Some percentage of requests are returning 502

Hello,

On my server https://dashboard.render.com/web/srv-bthsgsqpp1jog4onotp0 some smallish percentage of requests return a 502 error. We especially notice this on a page that has a 10s polling interval.

I don’t know what’s wrong!

Thanks,
Brandon

Hi @flybayer,

I took a look at your service, and the 502s that I’ve found are all “connection reset by peer” errors, which implies to me that your process is either terminating the connections, or your process itself is restarting.

I noticed that once you deployed a new version of your service, the 502s stopped. Do you think there might have been an issue with the process that had been running before then?

Hmm, not that I know of. And I don’t know why that would be happening. :thinking:

@dan can you do some more digging? I’m unable to find any issues with my code. My code works perfect locally, but on Render we are having this constant 502 problem.

I don’t know how to debug any further. I’m happy to provide any info that can help.

I’ve taken another look at the service, and in its event log I see a few “Server failed” events with the “Out of memory (used over 512MB)” reason. If you look at your service’s metrics page, you can see a memory spike corresponding with the most recent “out of memory” event.

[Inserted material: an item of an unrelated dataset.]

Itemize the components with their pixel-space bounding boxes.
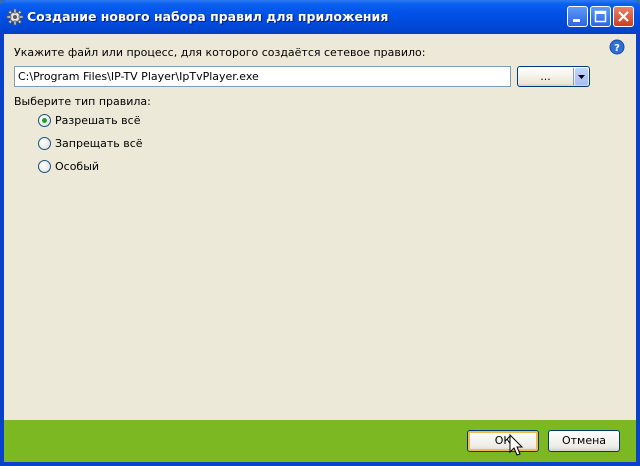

When your service instance exceeds the memory limit of the service’s plan, it is terminated and restarted automatically. Since your service has 1 instance, it will be unavailable for a short period of time while it is restarted. I recommend one of two options:

  • Choose a larger plan for your service so it has enough available memory to avoid restarts
  • Add one or more additional instances so your service is still available when one of the instances is restarting

Yes, I understand that, but the 502 issue I’m having is not the restarts. The 502 error happens quite frequently while the app is running.

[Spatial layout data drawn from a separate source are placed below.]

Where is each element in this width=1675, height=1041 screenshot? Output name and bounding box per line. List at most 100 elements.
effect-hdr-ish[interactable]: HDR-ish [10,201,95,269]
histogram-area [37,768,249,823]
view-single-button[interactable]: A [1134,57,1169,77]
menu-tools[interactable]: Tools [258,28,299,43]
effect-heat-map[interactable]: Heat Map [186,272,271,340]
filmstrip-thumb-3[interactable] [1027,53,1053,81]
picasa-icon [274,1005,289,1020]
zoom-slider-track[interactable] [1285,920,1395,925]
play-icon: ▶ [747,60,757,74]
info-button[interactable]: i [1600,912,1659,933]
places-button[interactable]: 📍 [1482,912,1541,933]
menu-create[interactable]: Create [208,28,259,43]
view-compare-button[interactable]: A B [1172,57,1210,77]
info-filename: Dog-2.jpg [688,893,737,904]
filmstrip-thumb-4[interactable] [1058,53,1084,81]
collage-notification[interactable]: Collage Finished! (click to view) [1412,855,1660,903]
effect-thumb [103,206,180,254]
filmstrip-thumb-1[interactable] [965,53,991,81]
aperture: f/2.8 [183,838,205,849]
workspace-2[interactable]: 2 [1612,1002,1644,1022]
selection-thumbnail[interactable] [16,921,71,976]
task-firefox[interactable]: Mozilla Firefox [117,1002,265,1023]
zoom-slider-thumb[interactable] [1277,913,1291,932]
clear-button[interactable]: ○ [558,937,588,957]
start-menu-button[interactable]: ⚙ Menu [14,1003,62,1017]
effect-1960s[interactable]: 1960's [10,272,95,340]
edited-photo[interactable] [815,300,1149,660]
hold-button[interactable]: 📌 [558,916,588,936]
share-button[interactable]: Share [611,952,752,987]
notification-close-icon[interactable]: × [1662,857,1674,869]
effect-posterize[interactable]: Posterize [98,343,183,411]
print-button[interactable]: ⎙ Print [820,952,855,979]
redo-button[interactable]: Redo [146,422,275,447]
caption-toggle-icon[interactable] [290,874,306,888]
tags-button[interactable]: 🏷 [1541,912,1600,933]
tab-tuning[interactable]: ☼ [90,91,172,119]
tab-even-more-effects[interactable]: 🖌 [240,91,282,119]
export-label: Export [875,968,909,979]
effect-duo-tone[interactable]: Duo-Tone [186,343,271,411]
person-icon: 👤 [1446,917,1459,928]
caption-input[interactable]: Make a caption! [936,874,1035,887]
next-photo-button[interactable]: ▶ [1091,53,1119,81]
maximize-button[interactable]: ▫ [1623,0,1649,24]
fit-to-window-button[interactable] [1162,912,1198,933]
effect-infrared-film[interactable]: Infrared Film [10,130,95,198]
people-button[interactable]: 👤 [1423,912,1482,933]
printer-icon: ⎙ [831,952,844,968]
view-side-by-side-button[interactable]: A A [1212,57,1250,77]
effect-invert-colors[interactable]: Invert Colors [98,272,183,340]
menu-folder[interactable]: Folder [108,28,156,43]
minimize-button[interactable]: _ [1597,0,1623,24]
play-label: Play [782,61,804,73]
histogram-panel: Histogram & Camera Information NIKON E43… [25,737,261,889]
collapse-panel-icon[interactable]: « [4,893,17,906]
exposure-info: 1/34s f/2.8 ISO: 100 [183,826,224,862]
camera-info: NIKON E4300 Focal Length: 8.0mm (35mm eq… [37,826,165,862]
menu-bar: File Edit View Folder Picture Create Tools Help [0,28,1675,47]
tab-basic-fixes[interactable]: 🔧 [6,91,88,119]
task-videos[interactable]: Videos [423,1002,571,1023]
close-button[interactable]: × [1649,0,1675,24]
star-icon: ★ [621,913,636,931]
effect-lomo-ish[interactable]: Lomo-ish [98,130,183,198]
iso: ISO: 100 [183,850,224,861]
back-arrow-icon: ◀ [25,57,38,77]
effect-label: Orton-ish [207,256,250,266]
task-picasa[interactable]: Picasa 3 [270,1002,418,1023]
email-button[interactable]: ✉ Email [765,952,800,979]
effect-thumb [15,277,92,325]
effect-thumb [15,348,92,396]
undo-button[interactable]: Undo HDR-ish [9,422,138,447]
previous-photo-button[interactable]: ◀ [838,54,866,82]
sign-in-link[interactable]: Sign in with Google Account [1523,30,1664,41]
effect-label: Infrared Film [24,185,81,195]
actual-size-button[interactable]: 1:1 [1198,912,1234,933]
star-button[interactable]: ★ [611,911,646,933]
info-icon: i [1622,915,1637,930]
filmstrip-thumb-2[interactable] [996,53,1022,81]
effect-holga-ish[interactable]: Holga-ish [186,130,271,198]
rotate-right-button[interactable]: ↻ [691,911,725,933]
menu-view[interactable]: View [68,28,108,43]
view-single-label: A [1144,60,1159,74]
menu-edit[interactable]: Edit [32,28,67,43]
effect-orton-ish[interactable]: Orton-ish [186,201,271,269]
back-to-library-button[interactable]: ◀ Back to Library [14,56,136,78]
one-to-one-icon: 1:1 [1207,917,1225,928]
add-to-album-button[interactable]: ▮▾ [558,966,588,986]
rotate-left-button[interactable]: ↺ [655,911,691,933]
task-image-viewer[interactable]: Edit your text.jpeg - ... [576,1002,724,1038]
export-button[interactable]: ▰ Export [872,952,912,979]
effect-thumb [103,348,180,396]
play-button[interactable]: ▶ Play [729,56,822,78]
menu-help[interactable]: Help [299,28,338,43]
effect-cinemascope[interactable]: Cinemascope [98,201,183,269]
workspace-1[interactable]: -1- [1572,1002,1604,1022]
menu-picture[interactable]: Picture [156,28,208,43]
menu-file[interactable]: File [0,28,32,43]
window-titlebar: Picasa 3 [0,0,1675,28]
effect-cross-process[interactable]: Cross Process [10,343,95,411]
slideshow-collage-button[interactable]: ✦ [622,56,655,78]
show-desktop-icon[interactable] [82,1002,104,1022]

Got it, yeah, I see that the 502s are happening much more frequently than the restarts.

I just tried removing our routing layer and making HTTP requests to your process directly, and am seeing connection timeouts and 500s. Revisiting our routing layer’s logs, this matches the “connection reset by peer” errors I had mentioned above.

I’ve also taken a look at your service’s logs, and do see TimeoutErrors, but I don’t know for certain that that’s the same error that’s presenting as a connection timeout when I make a request to your process.

I’m not certain what difference between your server running in Render and your local server would result in these timeouts, but I can narrow down the timeouts to coming from your server. It may be valuable to add extra logging to your server to try to get additional information for each connection.